Au travail par la voie Numérique

Trouver un emploi grâce au numérique : une opportunité pour ceux qui maîtrisent les nouveaux outils mais un obstacle pour les autres. Développer des plateformes accessibles à toutes les catégories de population, c’est la tâche qui attend les acteurs publics et privés du secteur.

Vous cherchez du travail et désirez vous inscrire à Pôle Emploi ? Une seule solution : se rendre sur le site web de l’établissement public. Vos allocations familiales n’ont pas été versées ? Là encore, inscription obligatoire sur caf.fr. Vous gagnez plus de 40 000 euros par an ? La déclaration d’impôt se fait dorénavant uniquement en ligne…

La révolution numérique bouleverse les usages, et malheur à ceux qui ne sont pas digital friendly, surtout dans le domaine sensible de la recherche d’emploi : 48 % des non-diplômés ne disposent pas de connexion internet à domicile, alors que 8O % des offres d’emploi sont accessibles uniquement sur le Web (source Emmaüs Connect). Finie la visite à l’agence ANPE locale pour consulter le tableau mural des petites annonces. Les offres sont désormais disponibles on line, sur le site de Pôle Emploi et les job boards (sites de recrutement) comme Monster, Keljob ou RegionsJob, mais aussi sur des sites généralistes comme Le Bon Coin. Ce pure player a vu sa catégorie «emploi» exploser depuis 2012. Aujourd’hui, il recense quelque 260 000 annonces d’emploi et, selon Antoine Jouteau, son directeur général, environ 100 000 candidatures seraient pourvues chaque mois. Les postes les plus recherchés : chauffeur, cuisinier, secrétaire, commercial, vendeuse, comptable. «Le plus important, c’est de faire correspondre les zones géographiques des entreprises et celles des candidats», confirme Antoine Jouteau.

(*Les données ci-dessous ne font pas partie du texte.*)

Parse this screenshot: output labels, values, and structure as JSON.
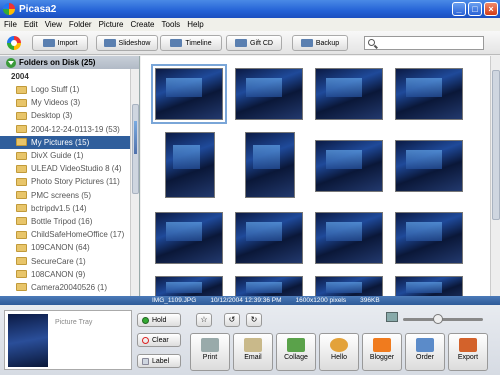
{
  "window": {
    "title": "Picasa2"
  },
  "menu": [
    "File",
    "Edit",
    "View",
    "Folder",
    "Picture",
    "Create",
    "Tools",
    "Help"
  ],
  "toolbar": {
    "import": "Import",
    "slideshow": "Slideshow",
    "timeline": "Timeline",
    "giftcd": "Gift CD",
    "backup": "Backup",
    "search_value": ""
  },
  "folders": {
    "header": "Folders on Disk (25)",
    "year": "2004",
    "items": [
      "Logo Stuff (1)",
      "My Videos (3)",
      "Desktop (3)",
      "2004-12-24-0113-19 (53)",
      "My Pictures (15)",
      "DivX Guide (1)",
      "ULEAD VideoStudio 8 (4)",
      "Photo Story Pictures (11)",
      "PMC screens (5)",
      "bctripdv1.5 (14)",
      "Bottle Tripod (16)",
      "ChildSafeHomeOffice (17)",
      "109CANON (64)",
      "SecureCare (1)",
      "108CANON (9)",
      "Camera20040526 (1)"
    ],
    "selected_index": 4
  },
  "status": {
    "filename": "IMG_1109.JPG",
    "date": "10/12/2004 12:39:36 PM",
    "size": "1600x1200 pixels",
    "filesize": "396KB"
  },
  "tray": {
    "label": "Picture Tray",
    "hold": "Hold",
    "clear": "Clear",
    "label_btn": "Label"
  },
  "actions": [
    "Print",
    "Email",
    "Collage",
    "Hello",
    "Blogger",
    "Order",
    "Export"
  ],
  "colors": {
    "accent": "#2f5e9c",
    "titlebar": "#2462d6"
  }
}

Un matching («correspondance») qui permet d’atténuer les effets de pénurie ou de surplus de compétences grâce à l’utilisation du big data, comme le fait la société d’intérim Adecco. «Notre entité Altedia a créé un outil pour aider les candidats à avoir une meilleure connaissance des opportunités sur leur bassin d’emploi. Nous avons agrégé les données de Pôle Emploi, de l’Insee, de l’Afpa, d’Adecco et d’Altedia sur les 330 zones d’emploi», précise Christophe Catoir, président d’Adecco France.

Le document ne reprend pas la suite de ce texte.